The hurt spilled out around the edges, and I had to turn my head away from the boys’ view all through their bedtime routine as my bottom lip trembled or my eyes filled with tears.

Finally, Nate and Alec fell asleep. I crept downstairs and collapsed on the couch—the couch I’d moved in with Rhett’s help, into the living room he’d had repainted in the colors I chose.

Everywhere I looked, I saw the past months of my life, the hope and happiness I thought I could finally call my own.

A sob tore out of me, and I shoved a throw pillow against my face to muffle the noise.

The fabric dampened as my tears flowed, but I couldn’t get control over myself.

I was trapped. Everywhere I went, I made the same stupid mistakes.

I tried to be strong, to be independent, to put my boys first, and yet I kept falling for the charm and charisma of men who tossed me aside as soon as I dared ask for the smallest bit of grace or respect.

I felt so foolish and weak and pathetic.

My heart broke for the life I would never have—for the love that never existed.

I’d made up stories about Rhett, thinking he was the kind of good-hearted man who probably didn’t exist. When I divorced Jacob, I was ready for loneliness and hardship.

I was prepared to struggle as I made a life for myself.

I’d been ground down by years of a bad marriage, my life growing smaller and smaller and smaller.

This time hurt so much worse, because I saw the signs and ignored them. I couldn’t plead ignorance or call myself the victim. I should have learned my lesson, but instead I walked into the same predictable trap.

Rhett was no different from Jacob or any other man.

“Mom?”

I dropped the throw pillow from my face and looked over to see Alec hesitating at the far end of the couch. “Hi, baby.”

“Why are you crying?”

“I…” I shook my head, setting the pillow aside so I could spread my arms. “Don’t worry about me. Come here. You couldn’t sleep?”

My sensitive boy climbed up onto the couch and snuggled up next to me.
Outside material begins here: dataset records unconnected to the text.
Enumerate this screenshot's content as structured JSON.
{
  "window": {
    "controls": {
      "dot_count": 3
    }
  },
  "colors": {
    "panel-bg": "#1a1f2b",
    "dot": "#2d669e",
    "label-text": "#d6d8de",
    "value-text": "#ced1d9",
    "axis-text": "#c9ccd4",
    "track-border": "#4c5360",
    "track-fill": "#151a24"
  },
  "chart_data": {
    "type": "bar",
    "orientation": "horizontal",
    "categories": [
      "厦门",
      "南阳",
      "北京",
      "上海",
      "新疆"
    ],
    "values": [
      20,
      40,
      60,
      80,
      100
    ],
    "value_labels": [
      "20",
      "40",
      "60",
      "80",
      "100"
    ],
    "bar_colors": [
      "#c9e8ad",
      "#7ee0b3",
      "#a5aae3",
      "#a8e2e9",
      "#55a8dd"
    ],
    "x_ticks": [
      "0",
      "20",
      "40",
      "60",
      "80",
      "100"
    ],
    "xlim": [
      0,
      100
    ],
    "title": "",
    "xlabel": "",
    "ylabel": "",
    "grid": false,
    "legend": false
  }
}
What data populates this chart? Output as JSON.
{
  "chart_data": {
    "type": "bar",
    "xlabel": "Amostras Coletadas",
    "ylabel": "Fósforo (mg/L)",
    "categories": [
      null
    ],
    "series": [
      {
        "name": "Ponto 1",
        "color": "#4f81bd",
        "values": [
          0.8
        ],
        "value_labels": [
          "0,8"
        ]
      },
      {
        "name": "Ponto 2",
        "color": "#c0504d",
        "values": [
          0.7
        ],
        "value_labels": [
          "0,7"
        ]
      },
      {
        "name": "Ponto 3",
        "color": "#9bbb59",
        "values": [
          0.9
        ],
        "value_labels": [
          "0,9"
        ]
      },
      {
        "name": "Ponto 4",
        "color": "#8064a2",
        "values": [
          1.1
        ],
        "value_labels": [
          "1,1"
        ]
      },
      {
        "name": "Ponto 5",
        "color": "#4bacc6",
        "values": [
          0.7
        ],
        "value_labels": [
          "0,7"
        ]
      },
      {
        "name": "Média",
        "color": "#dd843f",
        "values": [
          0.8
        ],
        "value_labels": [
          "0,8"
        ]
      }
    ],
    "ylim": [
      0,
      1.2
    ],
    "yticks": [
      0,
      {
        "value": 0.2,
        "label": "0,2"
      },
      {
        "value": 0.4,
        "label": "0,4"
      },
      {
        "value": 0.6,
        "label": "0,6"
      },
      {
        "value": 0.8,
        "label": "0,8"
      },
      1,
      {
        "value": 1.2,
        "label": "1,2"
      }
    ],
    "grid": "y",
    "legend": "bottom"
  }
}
I wrapped him in my arms and pressed a kiss to the top of his head, the world growing a little steadier beneath my feet.

“Did Dad make you sad again?”

I squeezed my eyes shut as my heart ached. “Everything has just gotten to me today. I’ll be okay in the morning.”

“Why didn’t Mr. Baldwin stay for dinner?”

Alec always saw too much. I stroked his head and let out a long breath. “He had something else to do,” I replied. “He couldn’t stay.”

“Oh.” Alec was silent for a while, then pulled away to look up at me. “Are we going to stay here? I don’t want to move again.”

The strength that had gotten me through childbirth, countless sleepless nights, and all the challenges of motherhood kept me from bursting into tears at my son’s question. I let out a long breath and kissed his forehead. “I know, honey,” I murmured. “I don’t want to move again, either.”

We stayed there until Alec’s head began to nod. He was too heavy for me to carry him to bed, so I had to wake him up enough for him to stumble up the steps beside me. I tucked him in, kissed him goodnight, and tiptoed out of the room for the second time.

This time, I didn’t break down in tears. I was too raw and empty for that. I crawled into the bed where I’d imagined waking up next to Rhett every morning, and I slept.

The next day, Jacob came to pick up the boys bright and early, promising them a day of sledding, food, and fun.

He watched me warily in between playing the perfect dad.

I kissed the boys goodbye and waved them off, then got to work.

My head was eerily quiet as I prepped food for the week and caught up on laundry.

I didn’t let myself wallow, and I didn’t think of Rhett.

I moved on autopilot, picking up toys that had spread out from the boys’ room, shoveling the snow off the path and the driveway, and doing all the thousand and one tasks required to keep a home going.

A home we’d have to leave again in three months’ time.